Damia mengerutkan kening. Dia bahkan tidak menawarinya tempat duduk.
“Apakah kamu masih tidur nyenyak di malam hari setelah menjualku ke kerajaan?”
“Aku sangat lelah setiap hari sehingga aku bisa tidur nyenyak. Sebenarnya, masalahku adalah tidak punya cukup waktu untuk tidur,” jawab Varca, tersenyum tipis sambil duduk tanpa izin.
“Kamu sudah dewasa. Kamu sekarang sudah menjadi seorang pria, Varca.”
“Aku selalu menjadi seorang pria. Agak terlambat, tapi selamat atas kelancaran kelahiran putramu. Aku lihat itu laki-laki.”
“Proses persalinannya tidak berjalan mulus. Bayi laki-laki itu sangat besar sehingga mereka… hampir harus membedah perut saya,” kata Damia.
Varca menatap anak laki-laki itu. Seperti yang dikatakan Damia, anak itu tampaknya terlahir dengan perawakan yang tegap. Ia akan tumbuh menjadi pria yang berbadan tegap dengan struktur tulang yang bagus.
“Jadi dia adalah keponakanku.”
“Anak laki-laki itu akan tumbuh dewasa dan memenggal kepalamu suatu hari nanti.”
“Leluconmu sungguh mengerikan, saudari. Apakah kau bermaksud membuatku menumpahkan darah keponakanku sendiri? Seorang paman dan saudara perempuan saja sudah cukup.”
“Kau akan menyesal telah mengampuni nyawaku karena kasihan, Varca.”
Setiap kata dari Damia mengandung duri. Terlepas dari komentar-komentar kasar itu, Varca bahkan tidak bergeming. Dia hanya menjawab semua komentar Damia dengan senyum di wajahnya.
“Aku tidak mengampuni nyawamu karena kasihan. Kupikir ini akan lebih menyakitkan bagimu daripada kematian. Apakah aku salah? Apakah kau sebenarnya bahagia? Hidup sebagai mainan kaisar…”
Tamparan!
Damia tiba-tiba berdiri dan menampar wajah Varca.
Varca, sambil mengusap pipinya yang merah, mengangkat tangannya untuk menghentikan para penjaga agar tidak bertindak.
“Yah, aku tidak datang ke sini untuk memperbaiki hubungan kita. Aku hanya mampir untuk melihat wajah keponakanku.”
Varca berdiri dan mengangkat bocah laki-laki itu.
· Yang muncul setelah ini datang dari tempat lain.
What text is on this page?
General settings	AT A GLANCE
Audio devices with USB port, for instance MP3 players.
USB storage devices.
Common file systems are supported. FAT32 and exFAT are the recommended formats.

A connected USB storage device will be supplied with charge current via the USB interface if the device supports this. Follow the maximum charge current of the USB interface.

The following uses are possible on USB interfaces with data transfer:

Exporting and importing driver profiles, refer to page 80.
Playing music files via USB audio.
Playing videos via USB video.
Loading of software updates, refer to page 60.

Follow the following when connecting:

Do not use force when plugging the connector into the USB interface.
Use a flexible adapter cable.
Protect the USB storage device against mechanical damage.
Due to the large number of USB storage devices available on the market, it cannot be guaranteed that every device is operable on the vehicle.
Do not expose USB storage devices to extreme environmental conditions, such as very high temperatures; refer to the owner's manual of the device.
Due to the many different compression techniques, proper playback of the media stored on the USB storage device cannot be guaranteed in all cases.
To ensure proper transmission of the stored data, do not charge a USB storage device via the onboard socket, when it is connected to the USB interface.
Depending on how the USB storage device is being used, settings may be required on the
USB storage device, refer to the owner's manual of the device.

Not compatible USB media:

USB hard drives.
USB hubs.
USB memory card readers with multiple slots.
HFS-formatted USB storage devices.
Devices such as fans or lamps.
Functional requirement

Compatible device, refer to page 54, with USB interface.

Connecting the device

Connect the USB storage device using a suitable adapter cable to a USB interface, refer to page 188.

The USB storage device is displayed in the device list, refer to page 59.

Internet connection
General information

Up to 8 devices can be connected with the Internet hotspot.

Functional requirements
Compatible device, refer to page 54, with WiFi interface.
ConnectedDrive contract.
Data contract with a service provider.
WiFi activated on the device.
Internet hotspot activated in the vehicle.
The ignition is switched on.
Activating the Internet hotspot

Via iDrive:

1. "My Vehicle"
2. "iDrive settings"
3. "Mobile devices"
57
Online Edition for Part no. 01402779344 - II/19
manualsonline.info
Bocah itu cukup berat.
‘Garis keturunan Porcana-nya tidak terlalu menonjol. Matanya berwarna pirus… rambutnya berwarna cokelat kekuningan.’
Saat Varca menatap wajah bocah itu dengan saksama, ekspresinya tiba-tiba mengeras.
“Siapa nama anak ini?”
“…Nama lahirnya adalah Salone. Dia belum memiliki nama resmi.”
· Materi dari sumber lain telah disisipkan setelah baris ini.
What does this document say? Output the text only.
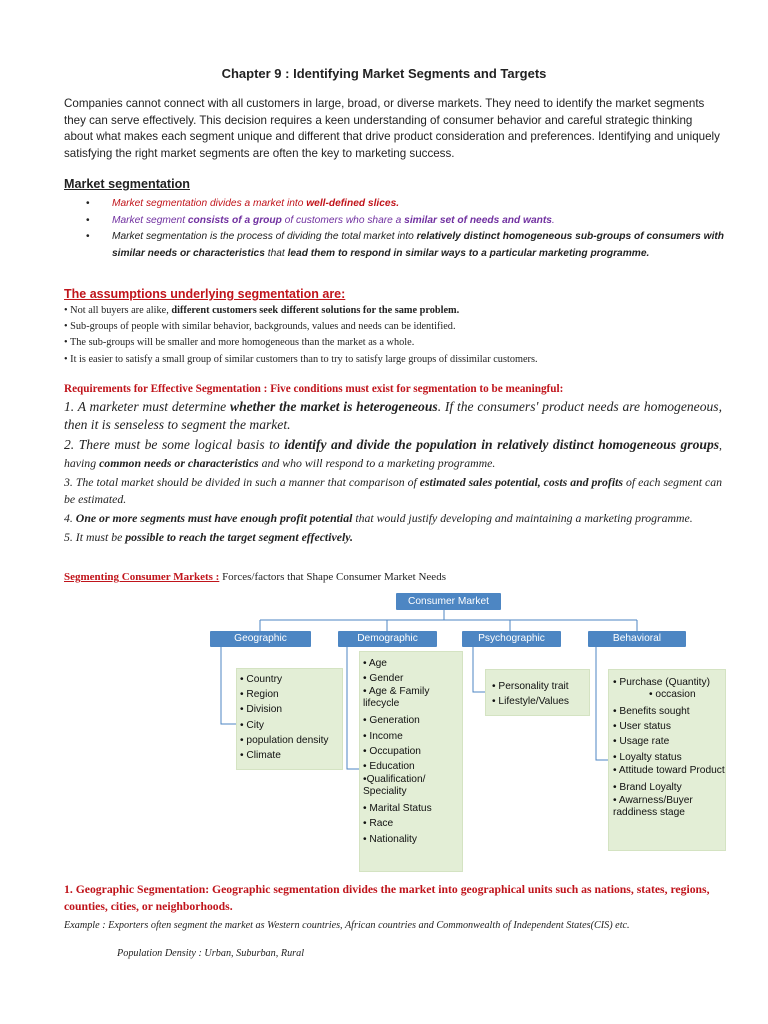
Chapter 9 : Identifying Market Segments and Targets
Companies cannot connect with all customers in large, broad, or diverse markets. They need to identify the market segments they can serve effectively. This decision requires a keen understanding of consumer behavior and careful strategic thinking about what makes each segment unique and different that drive product consideration and preferences. Identifying and uniquely satisfying the right market segments are often the key to marketing success.
Market segmentation
• Market segmentation divides a market into well-defined slices.
• Market segment consists of a group of customers who share a similar set of needs and wants.
• Market segmentation is the process of dividing the total market into relatively distinct homogeneous sub-groups of consumers with similar needs or characteristics that lead them to respond in similar ways to a particular marketing programme.
The assumptions underlying segmentation are:
• Not all buyers are alike, different customers seek different solutions for the same problem.
• Sub-groups of people with similar behavior, backgrounds, values and needs can be identified.
• The sub-groups will be smaller and more homogeneous than the market as a whole.
• It is easier to satisfy a small group of similar customers than to try to satisfy large groups of dissimilar customers.
Requirements for Effective Segmentation : Five conditions must exist for segmentation to be meaningful:
1. A marketer must determine whether the market is heterogeneous. If the consumers' product needs are homogeneous, then it is senseless to segment the market.
2. There must be some logical basis to identify and divide the population in relatively distinct homogeneous groups, having common needs or characteristics and who will respond to a marketing programme.
3. The total market should be divided in such a manner that comparison of estimated sales potential, costs and profits of each segment can be estimated.
4. One or more segments must have enough profit potential that would justify developing and maintaining a marketing programme.
5. It must be possible to reach the target segment effectively.
Segmenting Consumer Markets : Forces/factors that Shape Consumer Market Needs
Consumer Market
Geographic	Demographic	Psychographic	Behavioral
• Country
• Region
• Division
• City
• population density
• Climate
• Age
• Gender
• Age & Family lifecycle
• Generation
• Income
• Occupation
• Education
•Qualification/ Speciality
• Marital Status
• Race
• Nationality
• Personality trait
• Lifestyle/Values
• Purchase (Quantity)
• occasion
• Benefits sought
• User status
• Usage rate
• Loyalty status
• Attitude toward Product
• Brand Loyalty
• Awarness/Buyer raddiness stage
1. Geographic Segmentation: Geographic segmentation divides the market into geographical units such as nations, states, regions, counties, cities, or neighborhoods.
Example : Exporters often segment the market as Western countries, African countries and Commonwealth of Independent States(CIS) etc.
Population Density : Urban, Suburban, Rural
Varca dengan ragu-ragu menurunkan anak laki-laki itu. Anak itu, tanpa beban sedikit pun, tersenyum cerah dan menarik pipi Varca.
‘Tidak mungkin Yanchinus tidak tahu.’
Jantung Varca berdebar kencang.
“Siapakah ayah dari anak ini?”
“Bukankah sudah jelas? Tentu saja, itu Yang Mulia Kaisar.”
Damia menjawab dengan acuh tak acuh. Varca mengerutkan kening.
“Sungguh kebohongan yang terang-terangan…”
“…Itu Urich.”
Varca tersentak mendengar itu. Tak heran wajah anak itu tampak familiar. Nama itu terus terngiang di tenggorokannya sepanjang waktu ia menatap anak itu.
“Mengapa kau… Mengapa kau memiliki anak Urich?”
“Itu adalah kehendak kaisar. Seperti yang kau katakan, aku hanyalah mainan. Apa kau pikir kaisar akan menyayangiku dengan cinta dan pengabdian? Kaulah yang ingin aku menderita, Varca.”
“Mengingat apa yang telah kau lakukan, bahkan ini pun masih tergolong ringan!” teriak Varca seolah sedang mengamuk. Dia menatap bocah itu lagi. Wajahnya sangat familiar.
‘Urich.’
Anak itu mirip dengan Urich. Ia tidak hanya memiliki fitur wajah yang serupa, tetapi juga bertubuh besar untuk usianya. Dengan darah Urich, hal itu tidaklah mengherankan.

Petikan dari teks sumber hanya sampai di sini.